In 1965, Heather Fasulo (Agnes Brukner), after nearly burning down her house, is sent to an isolated all-girl's private school headed by Miss Traverse (Patricia Clarkson). Almost immediately, because this is a horror film, she begins having nightmares and hearing voices, all while having to adapt to a new school, bullying included. Of course, the school isn't particularly friendly. The staff looms over the students silent and impersonal, there is hushed gossip about a girl who tried to kill herself, and there are tales of witches who took over the school long ago.
It's pretty easy to figure out what's going to happen in The Woods. The academy, all dull earthy tones with thin vines creeping through never-shut windows and suffocated with potted plants, very quickly foreshadows the revelation that the woods are alive. When the girls discuss the witches the invaded the school, coupled with a very early comment that the staff consists of former students, it's not hard to see where that is going to. Even the bully eventually coming out and telling Heather that she's trying to help her is subtly lit by her aggressive harassment and warnings.

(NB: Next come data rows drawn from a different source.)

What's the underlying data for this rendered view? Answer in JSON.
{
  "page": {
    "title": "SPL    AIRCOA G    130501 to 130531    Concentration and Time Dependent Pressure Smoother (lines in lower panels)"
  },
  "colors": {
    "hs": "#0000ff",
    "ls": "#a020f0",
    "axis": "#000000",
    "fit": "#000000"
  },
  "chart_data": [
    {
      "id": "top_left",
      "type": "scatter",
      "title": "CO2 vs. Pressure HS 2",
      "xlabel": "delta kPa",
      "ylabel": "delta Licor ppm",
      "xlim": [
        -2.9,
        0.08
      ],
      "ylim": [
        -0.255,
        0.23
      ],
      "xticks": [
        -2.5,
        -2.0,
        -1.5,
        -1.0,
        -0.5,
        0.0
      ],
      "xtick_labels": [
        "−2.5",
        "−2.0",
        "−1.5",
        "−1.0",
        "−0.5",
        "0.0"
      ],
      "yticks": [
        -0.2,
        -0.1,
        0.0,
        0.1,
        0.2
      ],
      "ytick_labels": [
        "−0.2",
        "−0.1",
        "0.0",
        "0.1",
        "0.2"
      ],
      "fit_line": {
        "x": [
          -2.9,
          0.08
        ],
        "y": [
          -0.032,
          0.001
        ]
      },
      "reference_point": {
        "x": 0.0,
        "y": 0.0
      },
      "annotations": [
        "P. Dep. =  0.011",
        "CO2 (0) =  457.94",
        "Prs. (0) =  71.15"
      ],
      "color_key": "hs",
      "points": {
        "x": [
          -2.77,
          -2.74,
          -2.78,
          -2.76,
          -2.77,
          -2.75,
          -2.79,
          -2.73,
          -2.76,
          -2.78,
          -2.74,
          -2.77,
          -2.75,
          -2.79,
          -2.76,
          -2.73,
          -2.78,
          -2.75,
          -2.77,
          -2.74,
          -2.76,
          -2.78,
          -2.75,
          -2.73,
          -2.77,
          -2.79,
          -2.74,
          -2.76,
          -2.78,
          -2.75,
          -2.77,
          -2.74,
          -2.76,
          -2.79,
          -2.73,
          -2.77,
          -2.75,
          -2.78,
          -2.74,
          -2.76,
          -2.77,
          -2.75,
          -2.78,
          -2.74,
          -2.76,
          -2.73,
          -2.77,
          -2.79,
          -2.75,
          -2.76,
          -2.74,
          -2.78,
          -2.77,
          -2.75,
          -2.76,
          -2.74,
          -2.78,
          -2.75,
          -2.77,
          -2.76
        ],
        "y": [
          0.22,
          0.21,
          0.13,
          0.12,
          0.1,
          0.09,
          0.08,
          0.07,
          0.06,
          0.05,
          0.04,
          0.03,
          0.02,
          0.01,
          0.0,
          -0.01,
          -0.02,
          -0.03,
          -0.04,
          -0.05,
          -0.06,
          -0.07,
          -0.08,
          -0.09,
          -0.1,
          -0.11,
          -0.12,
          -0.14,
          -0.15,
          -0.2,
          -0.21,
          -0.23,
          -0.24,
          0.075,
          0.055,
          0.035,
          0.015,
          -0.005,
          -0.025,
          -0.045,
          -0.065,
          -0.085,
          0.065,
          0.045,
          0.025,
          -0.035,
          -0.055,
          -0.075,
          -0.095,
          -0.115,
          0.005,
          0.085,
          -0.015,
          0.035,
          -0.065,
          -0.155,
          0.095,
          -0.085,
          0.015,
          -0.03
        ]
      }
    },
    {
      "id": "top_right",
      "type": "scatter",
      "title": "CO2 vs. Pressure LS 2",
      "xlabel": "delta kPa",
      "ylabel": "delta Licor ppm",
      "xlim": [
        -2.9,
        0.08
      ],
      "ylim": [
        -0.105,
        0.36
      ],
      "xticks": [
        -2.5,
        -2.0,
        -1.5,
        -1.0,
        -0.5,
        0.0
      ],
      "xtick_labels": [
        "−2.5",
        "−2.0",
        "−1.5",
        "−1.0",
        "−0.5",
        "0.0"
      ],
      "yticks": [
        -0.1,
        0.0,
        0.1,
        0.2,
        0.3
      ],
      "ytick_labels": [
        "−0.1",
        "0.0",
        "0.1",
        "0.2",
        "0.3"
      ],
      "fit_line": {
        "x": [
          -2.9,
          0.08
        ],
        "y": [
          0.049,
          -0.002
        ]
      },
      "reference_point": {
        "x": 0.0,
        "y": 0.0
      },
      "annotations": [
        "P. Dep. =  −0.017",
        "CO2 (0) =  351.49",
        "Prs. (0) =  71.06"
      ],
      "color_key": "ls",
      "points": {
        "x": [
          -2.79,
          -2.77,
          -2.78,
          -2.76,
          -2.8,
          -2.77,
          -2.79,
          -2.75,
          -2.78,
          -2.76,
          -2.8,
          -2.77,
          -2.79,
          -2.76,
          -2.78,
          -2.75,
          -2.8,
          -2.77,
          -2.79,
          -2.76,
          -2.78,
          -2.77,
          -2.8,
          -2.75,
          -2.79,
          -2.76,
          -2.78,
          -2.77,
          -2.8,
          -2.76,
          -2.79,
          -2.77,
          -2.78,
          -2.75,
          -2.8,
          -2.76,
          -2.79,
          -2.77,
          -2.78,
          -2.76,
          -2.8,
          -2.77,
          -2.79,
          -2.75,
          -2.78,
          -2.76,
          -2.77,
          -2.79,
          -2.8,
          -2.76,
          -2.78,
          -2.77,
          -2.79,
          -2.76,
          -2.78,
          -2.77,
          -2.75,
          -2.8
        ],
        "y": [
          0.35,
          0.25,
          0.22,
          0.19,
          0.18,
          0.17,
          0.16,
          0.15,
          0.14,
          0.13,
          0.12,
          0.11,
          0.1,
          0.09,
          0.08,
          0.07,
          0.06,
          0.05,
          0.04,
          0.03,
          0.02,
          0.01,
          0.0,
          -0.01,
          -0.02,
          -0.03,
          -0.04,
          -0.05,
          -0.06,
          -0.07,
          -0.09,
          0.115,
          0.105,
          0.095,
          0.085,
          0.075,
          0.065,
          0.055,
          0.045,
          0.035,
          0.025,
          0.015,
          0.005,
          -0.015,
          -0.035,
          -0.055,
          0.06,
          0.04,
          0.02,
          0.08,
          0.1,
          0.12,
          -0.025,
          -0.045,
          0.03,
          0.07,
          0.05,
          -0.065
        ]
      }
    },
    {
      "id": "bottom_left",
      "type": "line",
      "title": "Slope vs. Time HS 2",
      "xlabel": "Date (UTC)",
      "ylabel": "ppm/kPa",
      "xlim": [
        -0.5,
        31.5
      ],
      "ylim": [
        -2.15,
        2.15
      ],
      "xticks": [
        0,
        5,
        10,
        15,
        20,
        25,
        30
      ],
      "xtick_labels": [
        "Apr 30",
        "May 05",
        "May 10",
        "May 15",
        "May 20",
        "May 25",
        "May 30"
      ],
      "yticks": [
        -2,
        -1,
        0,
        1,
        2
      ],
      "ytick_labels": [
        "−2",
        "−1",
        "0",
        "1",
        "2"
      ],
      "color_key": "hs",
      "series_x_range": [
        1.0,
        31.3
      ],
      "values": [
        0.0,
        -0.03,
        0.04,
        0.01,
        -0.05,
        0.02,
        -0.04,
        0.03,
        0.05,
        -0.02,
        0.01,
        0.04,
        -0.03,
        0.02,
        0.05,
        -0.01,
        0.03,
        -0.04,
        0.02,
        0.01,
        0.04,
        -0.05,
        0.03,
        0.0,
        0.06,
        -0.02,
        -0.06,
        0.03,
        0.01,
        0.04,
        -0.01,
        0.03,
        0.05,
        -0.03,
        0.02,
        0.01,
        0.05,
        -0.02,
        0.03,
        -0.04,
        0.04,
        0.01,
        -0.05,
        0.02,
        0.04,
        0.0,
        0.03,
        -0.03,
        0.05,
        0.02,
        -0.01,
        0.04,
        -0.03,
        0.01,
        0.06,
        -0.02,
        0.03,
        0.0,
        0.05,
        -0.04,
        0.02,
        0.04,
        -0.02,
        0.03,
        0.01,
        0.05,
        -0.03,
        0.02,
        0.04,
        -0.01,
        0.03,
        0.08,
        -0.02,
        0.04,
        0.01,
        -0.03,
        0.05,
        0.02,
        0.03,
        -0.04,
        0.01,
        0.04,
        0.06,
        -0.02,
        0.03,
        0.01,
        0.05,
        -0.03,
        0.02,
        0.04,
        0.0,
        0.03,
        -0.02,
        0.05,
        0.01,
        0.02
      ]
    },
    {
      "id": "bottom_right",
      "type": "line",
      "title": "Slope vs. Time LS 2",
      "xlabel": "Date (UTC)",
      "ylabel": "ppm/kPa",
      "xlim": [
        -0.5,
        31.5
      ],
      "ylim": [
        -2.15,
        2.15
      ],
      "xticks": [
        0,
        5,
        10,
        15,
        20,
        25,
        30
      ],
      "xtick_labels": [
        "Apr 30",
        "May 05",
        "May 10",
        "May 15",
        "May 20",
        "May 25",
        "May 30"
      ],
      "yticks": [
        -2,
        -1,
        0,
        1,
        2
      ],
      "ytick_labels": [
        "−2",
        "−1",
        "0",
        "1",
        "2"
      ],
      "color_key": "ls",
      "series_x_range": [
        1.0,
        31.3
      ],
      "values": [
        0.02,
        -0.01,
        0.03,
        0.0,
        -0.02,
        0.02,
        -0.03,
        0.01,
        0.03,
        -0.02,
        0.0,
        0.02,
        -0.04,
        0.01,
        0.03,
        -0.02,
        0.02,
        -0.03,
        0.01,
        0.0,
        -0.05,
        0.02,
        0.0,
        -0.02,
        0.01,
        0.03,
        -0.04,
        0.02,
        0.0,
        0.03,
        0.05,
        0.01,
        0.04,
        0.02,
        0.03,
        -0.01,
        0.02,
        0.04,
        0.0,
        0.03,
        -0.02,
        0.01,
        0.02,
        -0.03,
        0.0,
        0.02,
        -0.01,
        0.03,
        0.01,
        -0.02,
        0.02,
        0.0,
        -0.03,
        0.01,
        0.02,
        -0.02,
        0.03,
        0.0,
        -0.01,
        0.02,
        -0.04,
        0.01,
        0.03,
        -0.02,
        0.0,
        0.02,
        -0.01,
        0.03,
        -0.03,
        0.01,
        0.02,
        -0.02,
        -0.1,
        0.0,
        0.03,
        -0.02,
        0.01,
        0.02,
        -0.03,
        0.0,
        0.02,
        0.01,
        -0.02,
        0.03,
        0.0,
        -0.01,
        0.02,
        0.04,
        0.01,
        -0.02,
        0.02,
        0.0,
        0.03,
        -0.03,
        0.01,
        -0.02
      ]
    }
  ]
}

Even as predictable as it is, The Woods is a decent film. The mise en scene does a good job of setting up the suffocating atmosphere of the school, and the aforementioned vines do a nice job of providing a paranoid fear of encroaching terror. My only real quibble is that I would have liked to have seen the whole "1965 girls' school" thing taken further, a bit more exploration of the social expectations and molding that often go on in single-sex schools; they touched a bit upon that with malicious gossip of lesbianism in the periphery.